OpenBSD Journal

pf mailing list

Contributed by jose on from the more-mail dept.

Daniel Hartmeier writes:
"pf aficionados are cordially invited to join the mailing list that deals with any aspect of packet filtering on OpenBSD. Subscribe, grab a chair, and enjoy the discussion while sipping on a martini (shaken, not stirred, of course :).
echo subscribe | pf-request@benzedrine.cx
Online archives: http://www.benzedrine.cx/pf/ http://marc.theaimsgroup.com/?l=openbsd-pf "
Now is your chance to shape your packet filter!
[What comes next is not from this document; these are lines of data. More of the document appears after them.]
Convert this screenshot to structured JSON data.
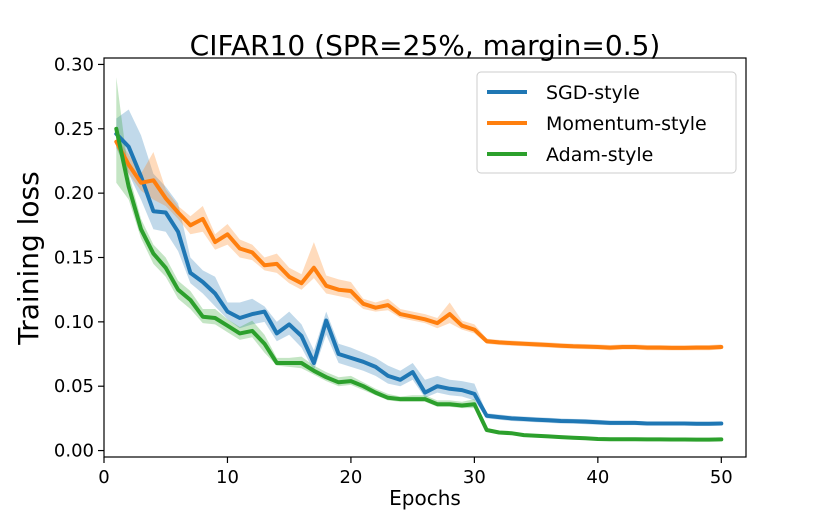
{
  "chart_data": {
    "type": "line",
    "title": "CIFAR10 (SPR=25%, margin=0.5)",
    "xlabel": "Epochs",
    "ylabel": "Training loss",
    "xlim": [
      0,
      52
    ],
    "ylim": [
      -0.005,
      0.305
    ],
    "xticks": [
      0,
      10,
      20,
      30,
      40,
      50
    ],
    "yticks": [
      0.0,
      0.05,
      0.1,
      0.15,
      0.2,
      0.25,
      0.3
    ],
    "xtick_labels": [
      "0",
      "10",
      "20",
      "30",
      "40",
      "50"
    ],
    "ytick_labels": [
      "0.00",
      "0.05",
      "0.10",
      "0.15",
      "0.20",
      "0.25",
      "0.30"
    ],
    "grid": false,
    "legend_position": "top-right",
    "x": [
      1,
      2,
      3,
      4,
      5,
      6,
      7,
      8,
      9,
      10,
      11,
      12,
      13,
      14,
      15,
      16,
      17,
      18,
      19,
      20,
      21,
      22,
      23,
      24,
      25,
      26,
      27,
      28,
      29,
      30,
      31,
      32,
      33,
      34,
      35,
      36,
      37,
      38,
      39,
      40,
      41,
      42,
      43,
      44,
      45,
      46,
      47,
      48,
      49,
      50
    ],
    "series": [
      {
        "name": "SGD-style",
        "color": "#1f77b4",
        "values": [
          0.246,
          0.236,
          0.213,
          0.186,
          0.185,
          0.17,
          0.138,
          0.131,
          0.122,
          0.108,
          0.103,
          0.106,
          0.108,
          0.091,
          0.098,
          0.089,
          0.068,
          0.101,
          0.075,
          0.072,
          0.069,
          0.065,
          0.058,
          0.055,
          0.061,
          0.045,
          0.05,
          0.048,
          0.047,
          0.044,
          0.027,
          0.026,
          0.025,
          0.0245,
          0.024,
          0.0235,
          0.023,
          0.0228,
          0.0225,
          0.022,
          0.0215,
          0.0215,
          0.0215,
          0.021,
          0.021,
          0.021,
          0.021,
          0.0208,
          0.0208,
          0.021
        ],
        "lower": [
          0.235,
          0.215,
          0.195,
          0.172,
          0.17,
          0.155,
          0.13,
          0.122,
          0.112,
          0.102,
          0.095,
          0.098,
          0.1,
          0.085,
          0.09,
          0.08,
          0.062,
          0.09,
          0.068,
          0.065,
          0.062,
          0.058,
          0.052,
          0.05,
          0.055,
          0.041,
          0.045,
          0.043,
          0.042,
          0.039,
          0.025,
          0.024,
          0.023,
          0.0225,
          0.022,
          0.0215,
          0.021,
          0.021,
          0.0205,
          0.02,
          0.0198,
          0.0198,
          0.0198,
          0.0195,
          0.0195,
          0.0195,
          0.0195,
          0.0193,
          0.0193,
          0.0195
        ],
        "upper": [
          0.258,
          0.265,
          0.245,
          0.215,
          0.205,
          0.192,
          0.15,
          0.14,
          0.135,
          0.115,
          0.115,
          0.118,
          0.112,
          0.1,
          0.108,
          0.098,
          0.078,
          0.108,
          0.083,
          0.08,
          0.076,
          0.072,
          0.066,
          0.062,
          0.068,
          0.055,
          0.058,
          0.055,
          0.054,
          0.052,
          0.029,
          0.028,
          0.027,
          0.0265,
          0.026,
          0.0255,
          0.025,
          0.0246,
          0.0245,
          0.024,
          0.0232,
          0.0232,
          0.0232,
          0.0225,
          0.0225,
          0.0225,
          0.0225,
          0.0223,
          0.0223,
          0.0225
        ]
      },
      {
        "name": "Momentum-style",
        "color": "#ff7f0e",
        "values": [
          0.24,
          0.222,
          0.208,
          0.21,
          0.196,
          0.185,
          0.175,
          0.18,
          0.162,
          0.168,
          0.157,
          0.154,
          0.144,
          0.145,
          0.135,
          0.13,
          0.142,
          0.128,
          0.125,
          0.124,
          0.114,
          0.111,
          0.113,
          0.106,
          0.104,
          0.102,
          0.099,
          0.106,
          0.097,
          0.094,
          0.085,
          0.084,
          0.0835,
          0.083,
          0.0825,
          0.082,
          0.0815,
          0.081,
          0.0808,
          0.0805,
          0.08,
          0.0805,
          0.0805,
          0.08,
          0.08,
          0.0798,
          0.0798,
          0.08,
          0.08,
          0.0805
        ],
        "lower": [
          0.236,
          0.215,
          0.202,
          0.195,
          0.19,
          0.18,
          0.168,
          0.17,
          0.156,
          0.16,
          0.15,
          0.148,
          0.14,
          0.138,
          0.13,
          0.125,
          0.134,
          0.122,
          0.12,
          0.118,
          0.11,
          0.108,
          0.109,
          0.103,
          0.101,
          0.099,
          0.095,
          0.099,
          0.094,
          0.091,
          0.083,
          0.082,
          0.0815,
          0.081,
          0.0805,
          0.08,
          0.0795,
          0.079,
          0.0788,
          0.0785,
          0.078,
          0.0785,
          0.0785,
          0.078,
          0.078,
          0.0778,
          0.0778,
          0.078,
          0.078,
          0.0785
        ],
        "upper": [
          0.244,
          0.23,
          0.215,
          0.232,
          0.203,
          0.19,
          0.182,
          0.19,
          0.168,
          0.176,
          0.164,
          0.16,
          0.15,
          0.153,
          0.142,
          0.137,
          0.162,
          0.136,
          0.133,
          0.131,
          0.118,
          0.115,
          0.118,
          0.11,
          0.108,
          0.106,
          0.103,
          0.115,
          0.101,
          0.098,
          0.087,
          0.086,
          0.0855,
          0.085,
          0.0845,
          0.084,
          0.0835,
          0.083,
          0.0828,
          0.0825,
          0.082,
          0.0825,
          0.0825,
          0.082,
          0.082,
          0.0818,
          0.0818,
          0.082,
          0.082,
          0.0825
        ]
      },
      {
        "name": "Adam-style",
        "color": "#2ca02c",
        "values": [
          0.25,
          0.205,
          0.172,
          0.153,
          0.142,
          0.125,
          0.117,
          0.104,
          0.103,
          0.097,
          0.091,
          0.093,
          0.083,
          0.068,
          0.068,
          0.068,
          0.062,
          0.057,
          0.053,
          0.054,
          0.05,
          0.045,
          0.041,
          0.04,
          0.04,
          0.04,
          0.036,
          0.036,
          0.035,
          0.036,
          0.016,
          0.014,
          0.0135,
          0.012,
          0.0115,
          0.011,
          0.0105,
          0.01,
          0.0095,
          0.009,
          0.0088,
          0.0088,
          0.0088,
          0.0087,
          0.0087,
          0.0086,
          0.0086,
          0.0085,
          0.0085,
          0.0087
        ],
        "lower": [
          0.208,
          0.195,
          0.165,
          0.145,
          0.135,
          0.118,
          0.11,
          0.099,
          0.098,
          0.092,
          0.086,
          0.088,
          0.076,
          0.066,
          0.065,
          0.064,
          0.059,
          0.054,
          0.05,
          0.051,
          0.047,
          0.043,
          0.039,
          0.038,
          0.038,
          0.038,
          0.034,
          0.034,
          0.033,
          0.033,
          0.015,
          0.013,
          0.0125,
          0.011,
          0.0105,
          0.01,
          0.0095,
          0.009,
          0.0085,
          0.008,
          0.0078,
          0.0078,
          0.0078,
          0.0077,
          0.0077,
          0.0076,
          0.0076,
          0.0075,
          0.0075,
          0.0077
        ],
        "upper": [
          0.29,
          0.215,
          0.18,
          0.16,
          0.15,
          0.132,
          0.124,
          0.11,
          0.11,
          0.102,
          0.096,
          0.101,
          0.09,
          0.072,
          0.072,
          0.073,
          0.066,
          0.061,
          0.057,
          0.058,
          0.053,
          0.048,
          0.044,
          0.042,
          0.043,
          0.043,
          0.039,
          0.039,
          0.038,
          0.04,
          0.017,
          0.015,
          0.0145,
          0.013,
          0.0125,
          0.012,
          0.0115,
          0.011,
          0.0105,
          0.01,
          0.0098,
          0.0098,
          0.0098,
          0.0097,
          0.0097,
          0.0096,
          0.0096,
          0.0095,
          0.0095,
          0.0097
        ]
      }
    ]
  }
}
I really should submit some patches I wrote recently ....

(Comments are closed)


Comments
  1. By Anonymous Coward () on

    --- subscribe.sh Sat Oct 12 00:36:59 2002 +++ subscribe_2.sh Sat Oct 12 00:37:17 2002 @@ -1 +1 @@ -echo subscribe | pf-request@benzedrine.cx +echo subscribe | mail pf-request@benzedrine.cx

  2. By Anonymous Coward () on

    --- subscribe.sh Sat Oct 12 00:36:59 2002 +++ subscribe_2.sh Sat Oct 12 00:37:17 2002 @@ -1 +1 @@ -echo subscribe | pf-request@benzedrine.cx +echo subscribe | mail pf-request@benzedrine.cx

  3. By RC () on

    In the eternal struggle to stop network attacks, I was wondering if there are any firewall-type programs to enforce strict rules on traffic.

    In pf, you can drop traffic if it has options you don't like, but what about further filtering? Does anything attempt to verify that a request to an HTTP server is a valid string and not an exploit, or that return traffic is valid, and not a remote shell?

    What I'm talking about is traffic normalization, not IDS-style pattern matching. Are there any projects working torwards such a thing?